Lorsque j’ai fait abattre mes premiers veaux issus de mon nouveau modèle d’élevage à stress minimum, dont la viande était extraordinaire, voir du jamais vu, j’ai bien compris qu’un facteur inconnu jusqu’à présent entrait en ligne de compte. Mais lequel ?

La réponse m’est enfin apparue dans un document de l’ INRA, une station de recherche expérimentale en France où le docteur Ferlouv explique que «chez le veau de boucherie, l’attitude de l’éleveur vis à vis de ses animaux influence dans une large mesure les réactions du veau aux procédés d’abattage et les qualités de ses viandes».

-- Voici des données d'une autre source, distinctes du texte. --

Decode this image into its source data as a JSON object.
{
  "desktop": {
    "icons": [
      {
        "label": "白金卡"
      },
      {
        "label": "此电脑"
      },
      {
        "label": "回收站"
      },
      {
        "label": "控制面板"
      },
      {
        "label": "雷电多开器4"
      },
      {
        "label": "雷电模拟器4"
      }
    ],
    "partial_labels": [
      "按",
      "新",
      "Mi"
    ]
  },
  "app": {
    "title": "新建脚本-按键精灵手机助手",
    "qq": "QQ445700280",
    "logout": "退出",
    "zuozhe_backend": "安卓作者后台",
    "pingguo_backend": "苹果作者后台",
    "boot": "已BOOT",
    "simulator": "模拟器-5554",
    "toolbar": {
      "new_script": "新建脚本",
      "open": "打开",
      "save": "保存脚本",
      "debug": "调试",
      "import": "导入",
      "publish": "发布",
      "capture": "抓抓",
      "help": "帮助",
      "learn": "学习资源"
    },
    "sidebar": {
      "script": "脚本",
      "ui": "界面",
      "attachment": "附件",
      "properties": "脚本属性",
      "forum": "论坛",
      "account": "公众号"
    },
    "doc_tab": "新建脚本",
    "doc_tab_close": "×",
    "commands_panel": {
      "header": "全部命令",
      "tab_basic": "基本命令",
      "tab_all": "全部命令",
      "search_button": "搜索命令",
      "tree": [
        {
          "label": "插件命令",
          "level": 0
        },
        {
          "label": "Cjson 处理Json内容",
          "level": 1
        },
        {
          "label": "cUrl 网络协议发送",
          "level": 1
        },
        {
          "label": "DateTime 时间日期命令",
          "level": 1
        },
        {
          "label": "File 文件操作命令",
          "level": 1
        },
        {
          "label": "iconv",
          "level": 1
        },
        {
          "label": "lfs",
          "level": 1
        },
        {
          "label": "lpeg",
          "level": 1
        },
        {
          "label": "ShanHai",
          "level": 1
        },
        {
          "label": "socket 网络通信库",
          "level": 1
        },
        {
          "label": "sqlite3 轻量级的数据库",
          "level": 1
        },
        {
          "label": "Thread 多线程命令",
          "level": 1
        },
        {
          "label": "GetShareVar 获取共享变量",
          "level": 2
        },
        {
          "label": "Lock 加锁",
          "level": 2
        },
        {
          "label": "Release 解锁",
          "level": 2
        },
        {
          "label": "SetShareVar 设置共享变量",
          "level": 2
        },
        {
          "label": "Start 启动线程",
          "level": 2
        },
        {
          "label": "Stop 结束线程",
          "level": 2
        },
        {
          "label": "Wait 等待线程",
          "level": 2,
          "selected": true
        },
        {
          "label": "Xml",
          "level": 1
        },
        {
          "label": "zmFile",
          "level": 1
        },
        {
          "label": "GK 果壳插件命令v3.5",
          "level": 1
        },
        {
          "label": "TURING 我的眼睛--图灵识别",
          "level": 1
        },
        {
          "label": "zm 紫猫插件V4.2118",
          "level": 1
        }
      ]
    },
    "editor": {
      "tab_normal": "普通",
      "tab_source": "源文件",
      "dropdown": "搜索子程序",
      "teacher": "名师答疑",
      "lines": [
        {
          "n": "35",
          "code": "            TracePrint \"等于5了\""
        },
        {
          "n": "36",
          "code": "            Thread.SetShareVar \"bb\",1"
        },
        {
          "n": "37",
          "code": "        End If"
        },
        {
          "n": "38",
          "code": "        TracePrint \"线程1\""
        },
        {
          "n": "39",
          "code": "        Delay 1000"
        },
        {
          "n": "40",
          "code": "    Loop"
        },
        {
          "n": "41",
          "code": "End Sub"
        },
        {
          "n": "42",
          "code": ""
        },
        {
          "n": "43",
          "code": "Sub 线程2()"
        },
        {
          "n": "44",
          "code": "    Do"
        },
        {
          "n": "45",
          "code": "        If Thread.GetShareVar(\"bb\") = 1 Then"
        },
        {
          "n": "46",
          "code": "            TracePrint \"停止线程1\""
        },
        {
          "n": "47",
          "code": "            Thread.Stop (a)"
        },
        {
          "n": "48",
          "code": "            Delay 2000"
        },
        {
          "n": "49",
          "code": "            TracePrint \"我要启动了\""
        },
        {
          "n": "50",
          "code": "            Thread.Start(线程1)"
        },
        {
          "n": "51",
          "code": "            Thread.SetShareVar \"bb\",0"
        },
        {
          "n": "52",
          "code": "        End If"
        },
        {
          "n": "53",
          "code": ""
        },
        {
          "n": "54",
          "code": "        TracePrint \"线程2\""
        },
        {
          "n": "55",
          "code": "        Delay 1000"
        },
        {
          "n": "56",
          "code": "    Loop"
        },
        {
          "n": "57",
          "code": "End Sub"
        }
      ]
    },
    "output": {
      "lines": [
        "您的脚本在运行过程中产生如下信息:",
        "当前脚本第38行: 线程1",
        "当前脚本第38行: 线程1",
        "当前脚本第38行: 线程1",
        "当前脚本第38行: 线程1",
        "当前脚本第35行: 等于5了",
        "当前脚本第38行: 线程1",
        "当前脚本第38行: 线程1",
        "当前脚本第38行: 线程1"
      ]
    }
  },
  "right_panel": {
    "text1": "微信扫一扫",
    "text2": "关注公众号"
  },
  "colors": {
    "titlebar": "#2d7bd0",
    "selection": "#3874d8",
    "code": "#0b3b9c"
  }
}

En d’autres mots, plus un animal est stressé durant son élevage, plus il aura tendance à réagir fortement à des situations inhabituelles, notamment lors de sa sortie de la ferme pour l’abattoir.

Il faut donc offrir un bon environnement à l’animal et travailler à bâtir une relation de confiance envers les humains dès l’arrivée des veaux à la ferme.

Produire une viande de qualité constante à tout coup.

Un des commentaires que l’on entend souvent à propos de la viande concerne la variation de sa qualité, que ce soit en rapport avec la tendreté, la succulence, le goût, l’uniformité des coupes, etc.

De nombreuses variables peuvent expliquer ces écarts, notamment la race de l’animal, son type d’alimentation, son degré de finition, le stress avant l’abattage, le poids de la carcasse, le degré de maturation, pour ne nommer que celles-là.
Si vous achetez votre viande d’un commerce qui s’approvisionne auprès de plusieurs éleveurs répartis dans différentes régions, il est fort probable que vous ressentiez rapidement ce désagrément.

Le modèle que je vous présente ici est fort simple : un éleveur, une seule race d’animaux, un programme alimentaire, un poids à l’abattage stable, un transporteur, un abattoir, mon boucher, une maturation standard de 30 jours et finalement, un produit constant.

La maturation : pour rééquilibrer saveur et tendreté.

Il existe deux sortes de maturation : la maturation dite «à sec» où la viande est conservée en chambre froide sans emballage. L’évaporation de l’eau qui s’en suit concentre les saveurs tout en attendrissant la viande.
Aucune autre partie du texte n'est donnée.